Vois comme je te ressemble
Ce jeune homme taillé à la serpe, qui a l’air empêtré de beauté et d’assurance, ce pourrait être vous.
Alors on dira que c’est vous.
Vous passez dans le métro, le pas décidé, le menton haut et le regard fier. Vous avez l’assurance que donnent la jeunesse, la force et l’inconscience. Quand vous croisez une fille, vous plantez vos yeux dans les siens d’un air de dire « Toi, je vais te mettre dans toutes les positions ».

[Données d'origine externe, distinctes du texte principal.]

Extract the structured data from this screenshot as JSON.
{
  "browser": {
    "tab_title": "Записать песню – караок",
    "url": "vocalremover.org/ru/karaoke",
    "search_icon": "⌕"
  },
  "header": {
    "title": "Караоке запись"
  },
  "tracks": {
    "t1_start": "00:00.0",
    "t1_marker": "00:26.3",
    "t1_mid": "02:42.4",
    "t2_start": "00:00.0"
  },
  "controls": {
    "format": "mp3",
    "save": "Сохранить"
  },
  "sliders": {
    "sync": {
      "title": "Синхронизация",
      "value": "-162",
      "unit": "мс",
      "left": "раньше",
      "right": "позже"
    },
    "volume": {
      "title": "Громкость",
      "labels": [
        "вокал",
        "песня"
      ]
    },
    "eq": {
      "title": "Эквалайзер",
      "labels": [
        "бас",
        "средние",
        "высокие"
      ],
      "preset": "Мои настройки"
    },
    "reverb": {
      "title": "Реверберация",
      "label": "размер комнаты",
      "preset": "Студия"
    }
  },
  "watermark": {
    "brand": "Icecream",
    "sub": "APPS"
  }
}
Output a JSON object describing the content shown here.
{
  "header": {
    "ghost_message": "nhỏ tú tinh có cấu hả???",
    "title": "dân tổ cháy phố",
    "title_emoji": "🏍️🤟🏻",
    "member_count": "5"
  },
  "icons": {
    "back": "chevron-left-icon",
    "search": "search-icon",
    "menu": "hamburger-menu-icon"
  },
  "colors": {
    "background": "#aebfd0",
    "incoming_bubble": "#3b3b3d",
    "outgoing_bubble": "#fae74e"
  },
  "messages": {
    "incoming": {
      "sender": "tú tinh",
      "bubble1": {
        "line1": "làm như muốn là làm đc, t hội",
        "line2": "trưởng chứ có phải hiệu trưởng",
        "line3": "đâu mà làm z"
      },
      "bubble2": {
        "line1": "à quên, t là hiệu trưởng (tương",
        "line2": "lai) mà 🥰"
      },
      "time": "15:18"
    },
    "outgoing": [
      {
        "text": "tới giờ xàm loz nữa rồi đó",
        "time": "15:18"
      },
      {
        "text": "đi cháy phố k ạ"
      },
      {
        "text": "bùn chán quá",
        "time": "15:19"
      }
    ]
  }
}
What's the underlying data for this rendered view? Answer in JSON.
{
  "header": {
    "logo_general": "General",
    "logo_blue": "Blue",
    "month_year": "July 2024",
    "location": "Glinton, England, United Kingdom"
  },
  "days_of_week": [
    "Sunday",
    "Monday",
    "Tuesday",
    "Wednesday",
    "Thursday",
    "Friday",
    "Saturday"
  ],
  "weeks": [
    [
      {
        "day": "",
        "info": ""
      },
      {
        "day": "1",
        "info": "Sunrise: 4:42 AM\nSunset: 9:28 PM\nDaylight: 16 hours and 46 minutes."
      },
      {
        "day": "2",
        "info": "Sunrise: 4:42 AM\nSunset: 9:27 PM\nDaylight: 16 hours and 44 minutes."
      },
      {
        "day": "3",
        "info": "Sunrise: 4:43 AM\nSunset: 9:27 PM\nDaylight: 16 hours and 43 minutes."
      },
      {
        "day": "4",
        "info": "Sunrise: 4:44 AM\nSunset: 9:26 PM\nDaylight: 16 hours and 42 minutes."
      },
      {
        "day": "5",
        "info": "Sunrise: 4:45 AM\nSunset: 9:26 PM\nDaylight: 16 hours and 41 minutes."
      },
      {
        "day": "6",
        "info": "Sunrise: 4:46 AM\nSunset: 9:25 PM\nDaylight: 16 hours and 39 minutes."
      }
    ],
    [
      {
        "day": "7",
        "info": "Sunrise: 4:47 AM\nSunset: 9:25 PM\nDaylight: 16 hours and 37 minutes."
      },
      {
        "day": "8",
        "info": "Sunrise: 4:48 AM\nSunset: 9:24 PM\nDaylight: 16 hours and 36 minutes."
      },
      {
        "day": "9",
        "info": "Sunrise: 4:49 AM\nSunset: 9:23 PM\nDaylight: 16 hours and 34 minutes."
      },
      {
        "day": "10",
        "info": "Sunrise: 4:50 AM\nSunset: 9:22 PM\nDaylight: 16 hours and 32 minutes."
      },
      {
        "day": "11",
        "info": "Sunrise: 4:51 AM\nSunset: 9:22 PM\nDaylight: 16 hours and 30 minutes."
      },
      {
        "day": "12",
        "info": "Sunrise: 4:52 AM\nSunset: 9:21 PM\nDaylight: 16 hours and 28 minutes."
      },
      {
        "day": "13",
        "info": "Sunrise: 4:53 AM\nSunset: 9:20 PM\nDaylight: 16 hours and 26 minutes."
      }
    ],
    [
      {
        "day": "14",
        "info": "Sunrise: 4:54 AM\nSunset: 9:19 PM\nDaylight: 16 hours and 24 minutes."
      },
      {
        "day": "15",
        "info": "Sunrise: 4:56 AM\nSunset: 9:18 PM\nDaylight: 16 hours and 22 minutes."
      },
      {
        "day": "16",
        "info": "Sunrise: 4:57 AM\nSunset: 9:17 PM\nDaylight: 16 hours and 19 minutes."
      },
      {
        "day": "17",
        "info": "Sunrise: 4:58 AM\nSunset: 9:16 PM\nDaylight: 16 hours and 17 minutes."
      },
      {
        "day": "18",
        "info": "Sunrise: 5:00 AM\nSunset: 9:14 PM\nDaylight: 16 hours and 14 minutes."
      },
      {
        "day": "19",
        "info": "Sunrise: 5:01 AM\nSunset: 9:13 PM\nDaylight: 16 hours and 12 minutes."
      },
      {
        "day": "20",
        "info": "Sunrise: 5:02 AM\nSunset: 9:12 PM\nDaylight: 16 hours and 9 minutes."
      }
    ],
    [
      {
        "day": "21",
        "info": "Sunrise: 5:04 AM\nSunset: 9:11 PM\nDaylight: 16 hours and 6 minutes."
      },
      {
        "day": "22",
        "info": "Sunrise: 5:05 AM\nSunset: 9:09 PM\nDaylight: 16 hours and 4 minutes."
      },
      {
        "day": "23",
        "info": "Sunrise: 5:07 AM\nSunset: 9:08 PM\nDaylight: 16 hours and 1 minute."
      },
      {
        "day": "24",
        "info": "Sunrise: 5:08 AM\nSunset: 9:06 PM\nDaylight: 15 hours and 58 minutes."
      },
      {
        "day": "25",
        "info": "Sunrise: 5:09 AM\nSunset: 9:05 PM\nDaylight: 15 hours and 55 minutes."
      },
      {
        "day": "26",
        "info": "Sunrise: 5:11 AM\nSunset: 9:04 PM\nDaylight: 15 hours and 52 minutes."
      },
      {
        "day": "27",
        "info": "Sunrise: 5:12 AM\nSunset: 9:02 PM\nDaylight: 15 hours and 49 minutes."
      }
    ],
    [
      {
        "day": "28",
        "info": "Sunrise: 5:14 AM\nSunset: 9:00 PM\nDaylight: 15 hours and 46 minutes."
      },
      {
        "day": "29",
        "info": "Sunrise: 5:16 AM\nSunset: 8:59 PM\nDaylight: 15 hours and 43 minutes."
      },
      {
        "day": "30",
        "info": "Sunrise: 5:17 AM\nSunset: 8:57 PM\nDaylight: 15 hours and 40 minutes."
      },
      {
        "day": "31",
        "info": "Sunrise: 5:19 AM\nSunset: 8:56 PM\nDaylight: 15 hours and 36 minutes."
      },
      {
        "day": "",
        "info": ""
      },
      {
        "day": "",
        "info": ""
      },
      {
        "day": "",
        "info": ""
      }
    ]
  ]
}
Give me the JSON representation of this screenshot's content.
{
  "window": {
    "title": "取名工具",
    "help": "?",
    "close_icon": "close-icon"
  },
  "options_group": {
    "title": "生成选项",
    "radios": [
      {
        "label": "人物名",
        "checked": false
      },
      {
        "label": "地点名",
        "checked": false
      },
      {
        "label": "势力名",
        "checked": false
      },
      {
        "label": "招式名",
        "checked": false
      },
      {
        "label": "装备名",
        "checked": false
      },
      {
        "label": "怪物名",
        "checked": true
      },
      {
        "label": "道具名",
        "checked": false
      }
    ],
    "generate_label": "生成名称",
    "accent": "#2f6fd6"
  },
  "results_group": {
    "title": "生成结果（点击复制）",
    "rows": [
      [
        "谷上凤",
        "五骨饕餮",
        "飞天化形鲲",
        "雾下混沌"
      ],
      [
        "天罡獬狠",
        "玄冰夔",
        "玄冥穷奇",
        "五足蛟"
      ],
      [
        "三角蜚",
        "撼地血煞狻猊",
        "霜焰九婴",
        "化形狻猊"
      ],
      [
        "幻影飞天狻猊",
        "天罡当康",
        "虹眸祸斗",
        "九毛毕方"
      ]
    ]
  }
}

Mais ce portrait de jeune fille qui vous regarde derrière ses mains ; ça, ça vous agace. Parce que c’est aussi évident et impossible qu’une phrase telle que « la terre est bleue comme une orange ».
Une fille qui vous agace, ça n’est pas possible. Vous savez qu’elle vous parle mais pour dire quoi ?
Les filles vous ont toujours fasciné. Depuis plus anciens souvenirs d’école maternelle. Elles vous ont toujours parues étranges… intelligentes mais décalées… comme si elles vous ramenaient à un certain solide bon sens paysan extrêmement terre à terre. Alors qu'elles, elles vous sont tellement supérieures de sensibilité et d'intelligence...
« Je ne parlerai pas, je ne penserai rien de cette photo » Vous dites vous.
Mais lutter contre une pulsion subite équivaut à tomber dedans.
Les filles ont quelque chose que tu n’as pas. Tu ne l’auras jamais et tu ne sauras jamais, non plus, de quoi il s’agit.
En fait, dans le mystère féminin se trouve ta part de féminité soigneusement refoulée et que tu es déterminé à ne pas voir en face.
Ta mère t’a pourtant élevé avec amour, comme il se doit.
Mais ton père t’a élevé à la dure. « Tu ne seras pas une tarlouze ; mon fils ».
L’alcool au quotidien n’arrangeait rien. Mais jusqu’à tes 18 ans, tu croyais que tous les enfants recevaient des beignes et toutes les épouses des insultes.
Il était normal de mépriser les femmes. C’est comme ça qu’on les aime.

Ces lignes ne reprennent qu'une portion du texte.